Said another way, if the points indicate a sharp bend to the right, the spline will bank left before turning to the right (there's an example picture in that document). The tightness of those turns in controllable, in this case using his tau parameter in the example matrix.
Here is another example with some downloadable DirectX code.
One way is Lagrange polynominal, which is a method for producing a polynominal which will go through all given data points.
During my first year at university, I wrote a little tool to do this in 2D, and you can find it on this page, it is called Lagrange solver. Wikipedia's page also has a sample implementation.
How it works is thus: you have a n-order polynominal, p(x), where n is the number of points you have. It has the form a_n x^n + a_(n-1) x^(n-1) + ...+ a_0, where _ is subscript, ^ is power. You then turn this into a set of simultaneous equations:
p(x_1) = y_1
p(x_2) = y_2
...
p(x_n) = y_n
You convert the above into a augmented matrix, and solve for the coefficients a_0 ... a_n. Then you have a polynomial which goes through all the points, and you can now interpolate between the points.
Note however, this may not suit your purpose as it offers no way to adjust the curvature etc - you are stuck with a single solution that can not be changed.
You should take a look at B-splines. Their advantage over Bezier curves is that each part is only dependent on local points. So moving a point has no effect on parts of the curve that are far away, where "far away" is determined by a parameter of the spline.
The problem with the Langrange polynomial is that adding a point can have extreme effects on seemingly arbitrary parts of the curve; there's no "localness" like described above.
Have you looked at the Unix spline command? Can that be coerced into doing what you want?
There are several algorithms for interpolating (and exrapolating) between an aribtrary (but final) set of points. You should check out numerical recipes, they also include C++ implementations of those algorithms.

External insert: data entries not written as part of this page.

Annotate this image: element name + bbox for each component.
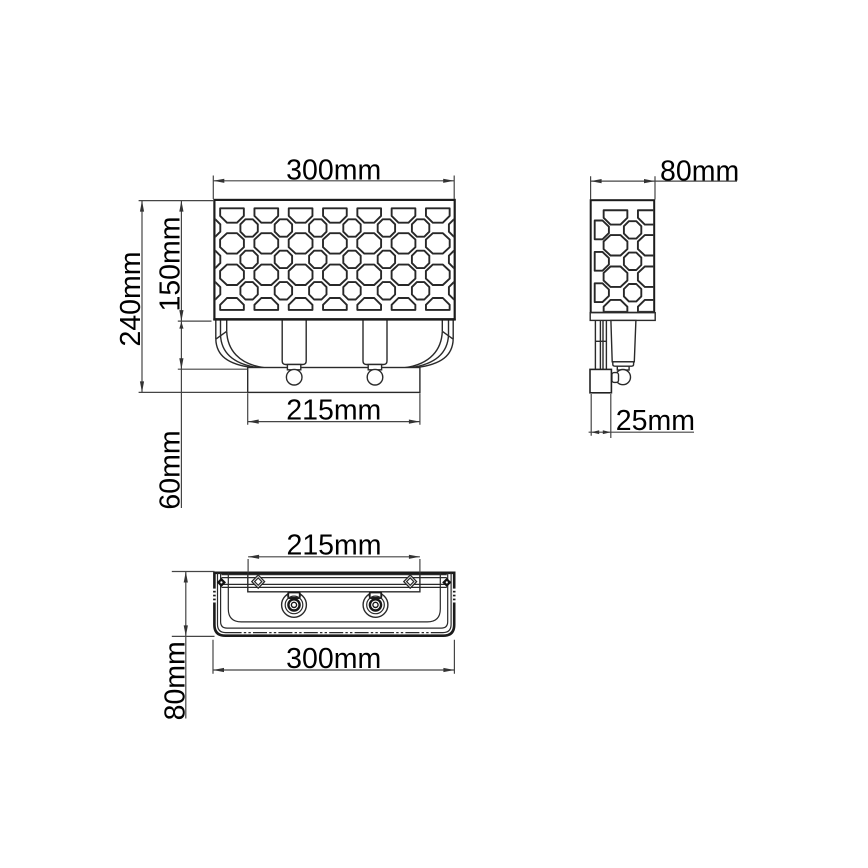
- svg-text:215mm: 215mm: [286, 395, 381, 427]
- svg-text:300mm: 300mm: [286, 643, 381, 675]
- svg-text:300mm: 300mm: [286, 155, 381, 187]
- svg-text:80mm: 80mm: [159, 641, 191, 720]
- svg-text:240mm: 240mm: [115, 251, 147, 346]
- svg-text:80mm: 80mm: [660, 155, 739, 187]
- svg-text:25mm: 25mm: [616, 405, 695, 437]
- svg-text:150mm: 150mm: [155, 216, 187, 311]
- svg-text:215mm: 215mm: [286, 530, 381, 562]
- svg-text:60mm: 60mm: [155, 430, 187, 509]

Unfortunately the Lagrange or other forms of polynomial interpolation will not work on an arbitrary set of points. They only work on a set where in one dimension e.g. x
xi < xi+1
For an arbitary set of points, e.g. an aeroplane flight path, where each point is a (longitude, latitude) pair, you will be better off simply modelling the aeroplane's journey with current longitude & latitude and velocity. By adjusting the rate at which the aeroplane can turn (its angular velocity) depending on how close it is to the next waypoint, you can achieve a smooth curve.
The resulting curve would not be mathematically significant nor give you bezier control points. However the algorithm would be computationally simple regardless of the number of waypoints and could produce an interpolated list of points at arbitrary granularity. It would also not require you provide the complete set of points up front, you could simply add waypoints to the end of the set as required.
I came up with the same problem and implemented it with some friends the other day. I like to share the example project on github.
https://github.com/johnjohndoe/PathInterpolation
Feel free to fork it.
Google "orthogonal regression".
Whereas least-squares techniques try to minimize vertical distance between the fit line and each f(x), orthogonal regression minimizes the perpendicular distances.
Addendum
In the presence of noisy data, the venerable RANSAC algorithm is worth checking out too.
In the 3D graphics world, NURBS are popular. Further info is easily googled.